Coding Instructions for the modRegData() Method

  1. Declare the following local variables:

    lexGenRegKey is a RegistryKey object used to modify the Lexicon Generation data in the IPS registry key.

    RegistryKey lexGenRegKey = Registry.CurrentUser;
    
    

    pathRegKey is a RegistryKey object used to modify the file-location value used by IPS to locate the User Lexicon blob.

    RegistryKey pathRegKey = Registry.CurrentUser;
    
    
  2. Use the Copy method to move the developer-created User Lexicon blob onto the client computer. If any associated exceptions are caught, the Installer will not proceed.
    try
    {
       File.Copy(@"D:\file2CopyOntoClientMachine",fileLocation,true);
    }
    catch (Exception)
    {
       return false;
    }
    
    
  3. After the file is copied, update the pointer on the user's computer that identifies the original User Lexicon blob: it should now point to the updated User Lexicon blob.

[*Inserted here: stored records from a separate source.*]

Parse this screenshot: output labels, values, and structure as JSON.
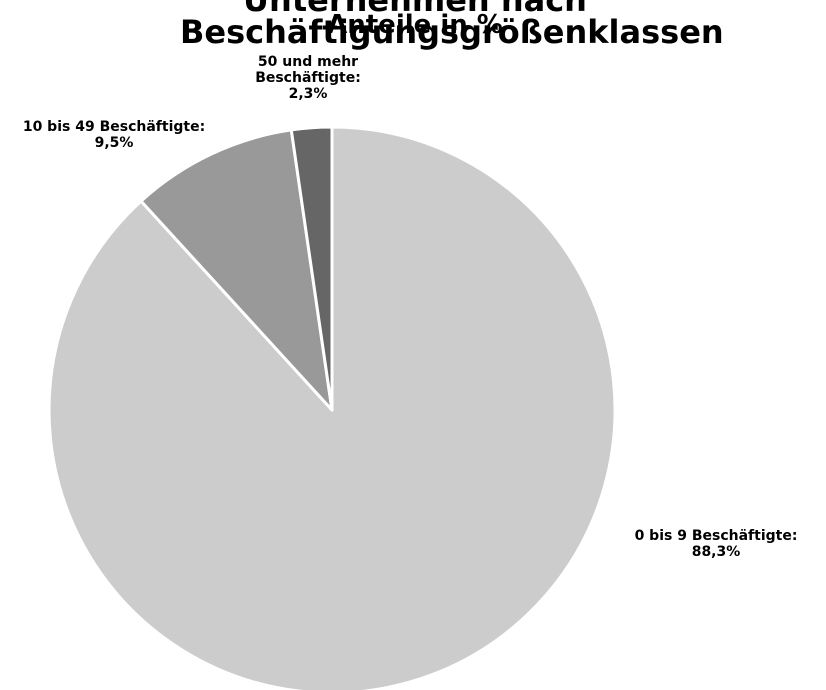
{
  "chart_data": {
    "type": "pie",
    "title": "Unternehmen nach Beschäftigungsgrößenklassen",
    "subtitle": "Anteile in %",
    "start_angle_deg": 0,
    "direction": "clockwise",
    "grid": false,
    "legend": "none",
    "slices": [
      {
        "category": "0 bis 9 Beschäftigte",
        "value": 88.3,
        "label_lines": [
          "0 bis 9 Beschäftigte:",
          "88,3%"
        ],
        "color": "#cccccc"
      },
      {
        "category": "10 bis 49 Beschäftigte",
        "value": 9.5,
        "label_lines": [
          "10 bis 49 Beschäftigte:",
          "9,5%"
        ],
        "color": "#999999"
      },
      {
        "category": "50 und mehr Beschäftigte",
        "value": 2.3,
        "label_lines": [
          "50 und mehr",
          "Beschäftigte:",
          "2,3%"
        ],
        "color": "#666666"
      }
    ]
  }
}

    Access the HKEY_CURRENT_USER\Software\Microsoft\InputPersonalization registry key using the OpenSubKey method. A null value will be returned by the OpenSubKey() method if the registry key is not found.

    lexGenRegKey = 
    lexGenRegKey.OpenSubKey(@"SOFTWARE\Microsoft\InputPersonalization",
    true);
    if (lexGenRegKey == null)
       return false;
    
    

    Figure 4 shows where to find the Lexicon Generation value under the InputPersonalization registry key.

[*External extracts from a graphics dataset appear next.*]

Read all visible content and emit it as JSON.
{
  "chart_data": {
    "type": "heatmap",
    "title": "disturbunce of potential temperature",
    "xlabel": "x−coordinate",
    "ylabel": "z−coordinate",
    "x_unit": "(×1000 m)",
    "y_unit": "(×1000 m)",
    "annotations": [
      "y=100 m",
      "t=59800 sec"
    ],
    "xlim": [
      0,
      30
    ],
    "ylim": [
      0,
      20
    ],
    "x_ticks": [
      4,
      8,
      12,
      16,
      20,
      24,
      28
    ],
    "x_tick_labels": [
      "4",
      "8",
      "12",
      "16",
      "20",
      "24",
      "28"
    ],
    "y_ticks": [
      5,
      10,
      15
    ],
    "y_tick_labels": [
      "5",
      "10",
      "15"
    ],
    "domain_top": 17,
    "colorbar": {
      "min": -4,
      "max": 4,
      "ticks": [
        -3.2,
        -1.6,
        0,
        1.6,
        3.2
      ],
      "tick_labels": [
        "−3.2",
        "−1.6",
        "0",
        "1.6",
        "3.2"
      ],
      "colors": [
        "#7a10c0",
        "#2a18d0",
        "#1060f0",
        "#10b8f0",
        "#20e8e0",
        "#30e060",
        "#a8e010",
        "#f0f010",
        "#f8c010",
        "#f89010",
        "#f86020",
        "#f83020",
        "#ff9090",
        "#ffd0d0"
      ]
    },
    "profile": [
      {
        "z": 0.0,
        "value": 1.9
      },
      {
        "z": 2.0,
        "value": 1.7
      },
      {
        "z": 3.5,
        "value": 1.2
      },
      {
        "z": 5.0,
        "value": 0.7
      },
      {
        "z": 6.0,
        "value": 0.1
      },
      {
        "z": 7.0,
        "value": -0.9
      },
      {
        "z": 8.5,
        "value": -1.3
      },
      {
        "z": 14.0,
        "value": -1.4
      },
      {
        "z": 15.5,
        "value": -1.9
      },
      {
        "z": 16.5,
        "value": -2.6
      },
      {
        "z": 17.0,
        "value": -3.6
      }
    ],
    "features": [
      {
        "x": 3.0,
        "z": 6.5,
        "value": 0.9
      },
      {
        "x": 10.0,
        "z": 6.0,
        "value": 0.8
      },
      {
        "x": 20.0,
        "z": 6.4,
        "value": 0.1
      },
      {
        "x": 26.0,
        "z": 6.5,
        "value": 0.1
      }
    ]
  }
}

    Figure 4. The various values under the InputPersonalization registry key

    If the IPS registry key opens successfully, set the Lexicon Generation value back to '0'.

    lexGenRegKey.SetValue("Lexicon Generation", 0);
    
    

    Use the OpenSubKey() method to access the E03B7BD0-CEAC-43C3-9677-3F51908ECCD5 string value's data. The E03B7BD0-CEAC-43C3-9677-3F51908ECCD5 value's data identifies the file location of the User Lexicon blob.

    The particular recognizer used to create the dictionary blob (for example, the US Recognizer) determines the registry key accessed here. Refer to the previous "Compiler Output" subsection for details. This example assumes that the US Recognizer is used.

    pathRegKey = 
    pathRegKey.OpenSubKey(@"SOFTWARE\Microsoft\InputPersonalization\
    TrainedDataStore\{6D1087D7-61D2-495F-9293-5B7B1C3FCEAB}\4", true);
    if (pathRegKey == null)
       return false;
    
    

    The {E03B7BD0-CEAC-43C3-9677-3F51908ECCD5} value's data points to the developer-created User Lexicon blob, thereby configuring IPS to point to the updated file.

    pathRegKey.SetValue
    ("{E03B7BD0-CEAC-43C3-9677-3F51908ECCD5}",fileLocation);
    
    

    Close the registry keys so that registry changes are flushed to disk.

    lexGenRegKey.Close();
    pathRegKey.Close();
    return true;
    
    

    If the modRegData() method returns true, call the cleanUp() method.

Coding Instructions for the cleanUp() Method

  1. Remove the lock on IPS by closing the system mutex.
    mInstance.Close();
    
    
  2. Instantiate the ProcessStartInfo class to start a new instance of IPS. If an exception is caught during this process, the client must manually restart the computer, or alternatively restart IPS by executing the following: (%commonprogramfiles%\microsoft shared\ink\InputPersonalization.exe).
    ProcessStartInfo ipsInfo = new 
    ProcessStartInfo(System.Environment.GetEnvironmentVariable
    ("COMMONPROGRAMFILES") + @"\microsoft 
    shared\ink\InputPersonalization.exe");
    try
    {
       Process.Start(ipsInfo)
    }
    catch (Exception)
    {
       return false;
    } 
    
    

Conclusion

This paper outlines an approach to customizing handwriting recognition that enables you to deploy encoded custom dictionaries. Please note, however, that the encoded format is simply the usual runtime binary format used by the handwriting recognizer; no encryption or additional encoding occurs.